I do know people working in sales and purchasing and I wouldn't be surprised if they had 25% or more of their professional lives in WhatsApp. Previously they used Skype heavily. So this could be interesting for them.
anonzzzies
I have 99% of my life is in Telegram; I like the choice between end to end encryption or not (for unimportant stuff) so I create private groups for everything and just toss everything in there. I have a (custom) LLM bot which does stuff depending what the group is about and what is posted. Telegram is very fast and convenient (yes, because it's not all encrypted, just the stuff you want to be).
joseda-hg
Certainly not the case for me, but I reckon I could do plenty via whatsapp
- Group Chat for the family (Immediate, Extended Mother Side, Extended Father Side)
- Chat with hole in the wall restaurant to order sometinhg to eat after work
- 2FA for local shop
- Customer Support for local bank
- Work Chat (Informally assigned tasks and general info)
- Chat with Taxi
- Delivery Tracking for local courier
- LLM wrapper
- Invoice/Receipt Sending
- Appointments for many services (Like barbers)
I could more or less do anything, from work related task management, to requesting a new credit card from inside whatsapp
lharries
For most people, their life isn't stored in neat Notion database.
Instead, if you have calendar + email + their main messaging apps (e.g. WhatsApp) you cover the majority of it. It's messy and unstructured — but luckily LLMs are great at that
Explore4526
WhatsApp is a mandatory app in India
cvladan
Exactly
linux_devil
I am not sure about how other Whatsapp MCP servers build , but I like the design here : Go server to integrate with Whatsapp , scan the QR etc which acts like a bridge and lightsql to store some data APP MCP server : To interact with the data , app and LLM
ofirtwo
Why was Go necessary here? couldn't it just be a whole-python project?
lharries
whatsmeow is in Go.

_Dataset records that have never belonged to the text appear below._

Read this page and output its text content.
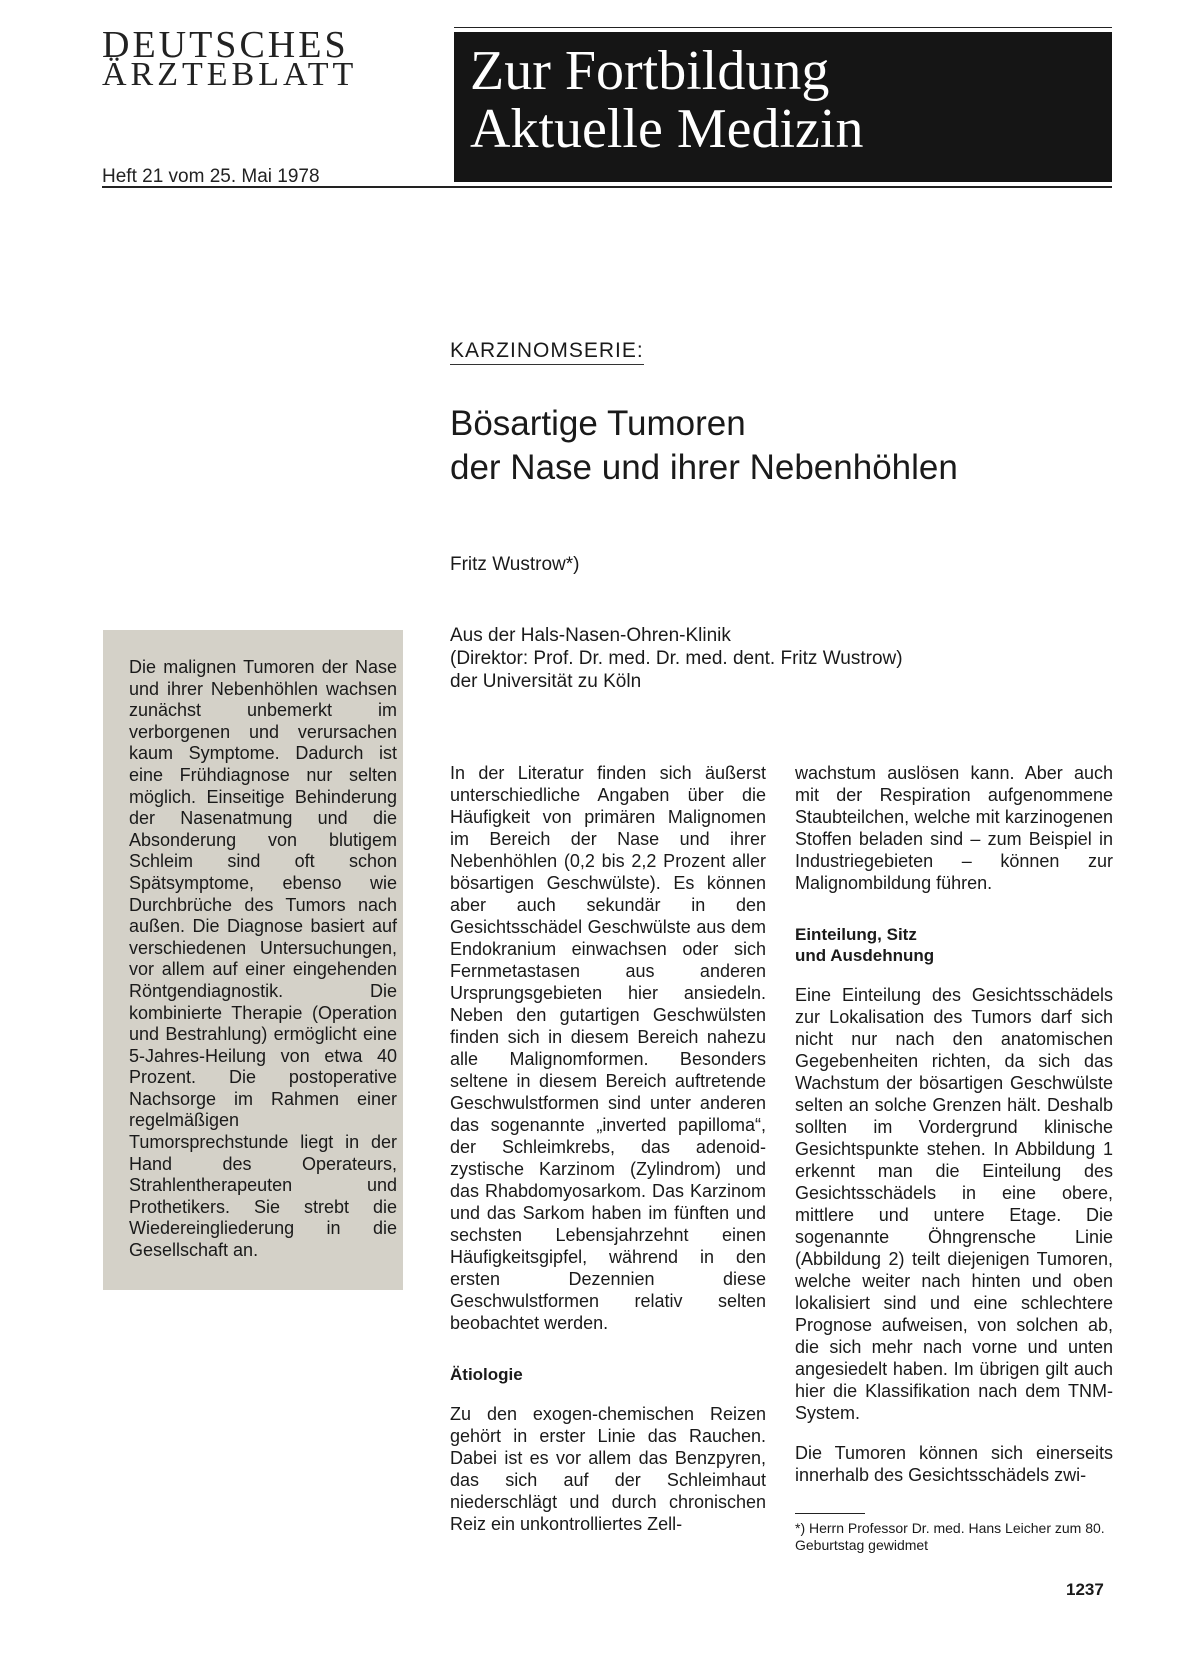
DEUTSCHES
ÄRZTEBLATT
Heft 21 vom 25. Mai 1978
Zur Fortbildung
Aktuelle Medizin
KARZINOMSERIE:
Bösartige Tumoren
der Nase und ihrer Nebenhöhlen
Fritz Wustrow*)
Aus der Hals-Nasen-Ohren-Klinik
(Direktor: Prof. Dr. med. Dr. med. dent. Fritz Wustrow)
der Universität zu Köln

Die malignen Tumoren der Nase und ihrer Nebenhöhlen wachsen zunächst unbemerkt im verborgenen und verursachen kaum Symptome. Dadurch ist eine Frühdiagnose nur selten möglich. Einseitige Behinderung der Nasenatmung und die Absonderung von blutigem Schleim sind oft schon Spätsymptome, ebenso wie Durchbrüche des Tumors nach außen. Die Diagnose basiert auf verschiedenen Untersuchungen, vor allem auf einer eingehenden Röntgendiagnostik. Die kombinierte Therapie (Operation und Bestrahlung) ermöglicht eine 5-Jahres-Heilung von etwa 40 Prozent. Die postoperative Nachsorge im Rahmen einer regelmäßigen Tumorsprechstunde liegt in der Hand des Operateurs, Strahlentherapeuten und Prothetikers. Sie strebt die Wiedereingliederung in die Gesellschaft an.

In der Literatur finden sich äußerst unterschiedliche Angaben über die Häufigkeit von primären Malignomen im Bereich der Nase und ihrer Nebenhöhlen (0,2 bis 2,2 Prozent aller bösartigen Geschwülste). Es können aber auch sekundär in den Gesichtsschädel Geschwülste aus dem Endokranium einwachsen oder sich Fernmetastasen aus anderen Ursprungsgebieten hier ansiedeln. Neben den gutartigen Geschwülsten finden sich in diesem Bereich nahezu alle Malignomformen. Besonders seltene in diesem Bereich auftretende Geschwulstformen sind unter anderen das sogenannte „inverted papilloma“, der Schleimkrebs, das adenoid-zystische Karzinom (Zylindrom) und das Rhabdomyosarkom. Das Karzinom und das Sarkom haben im fünften und sechsten Lebensjahrzehnt einen Häufigkeitsgipfel, während in den ersten Dezennien diese Geschwulstformen relativ selten beobachtet werden.

Ätiologie

Zu den exogen-chemischen Reizen gehört in erster Linie das Rauchen. Dabei ist es vor allem das Benzpyren, das sich auf der Schleimhaut niederschlägt und durch chronischen Reiz ein unkontrolliertes Zell-

wachstum auslösen kann. Aber auch mit der Respiration aufgenommene Staubteilchen, welche mit karzinogenen Stoffen beladen sind – zum Beispiel in Industriegebieten – können zur Malignombildung führen.

Einteilung, Sitz
und Ausdehnung

Eine Einteilung des Gesichtsschädels zur Lokalisation des Tumors darf sich nicht nur nach den anatomischen Gegebenheiten richten, da sich das Wachstum der bösartigen Geschwülste selten an solche Grenzen hält. Deshalb sollten im Vordergrund klinische Gesichtspunkte stehen. In Abbildung 1 erkennt man die Einteilung des Gesichtsschädels in eine obere, mittlere und untere Etage. Die sogenannte Öhngrensche Linie (Abbildung 2) teilt diejenigen Tumoren, welche weiter nach hinten und oben lokalisiert sind und eine schlechtere Prognose aufweisen, von solchen ab, die sich mehr nach vorne und unten angesiedelt haben. Im übrigen gilt auch hier die Klassifikation nach dem TNM-System.

Die Tumoren können sich einerseits innerhalb des Gesichtsschädels zwi-

*) Herrn Professor Dr. med. Hans Leicher zum 80. Geburtstag gewidmet
1237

Potentially I could have used a gopy instead and done it all in python (or just done it all in Go)
sunshine-o
By the way, I was just searching for a way not to have the WhatsApp app on my phone while limiting the risk of third party software and/or have my number banned.
Is there a way to login on WhatsApp Web on a server and then proxy or scrape the messages to send them to my phone?
Hi HN – I built an open-source, self-hosted Model Context Protocol (MCP) server for WhatsApp: https://github.com/lharries/whatsapp-mcp
It connects to your personal WhatsApp account via the WhatsApp Web multi-device API (using whatsmeow from the Beeper team), and doesn't rely on third-party APIs. All messages are stored locally in SQLite. Nothing is sent to the cloud unless you explicitly allow your LLM to access the data via tools – so you maintain full control and privacy.
The MCP server can:
- Search your messages, contacts, and groups
- Send WhatsApp messages to individuals or groups
Why build this?
99% of your life is stored in WhatsApp, by connecting an LLM to WhatsApp you get all this context. And your AI agent can execute tasks on your behalf by sending messages.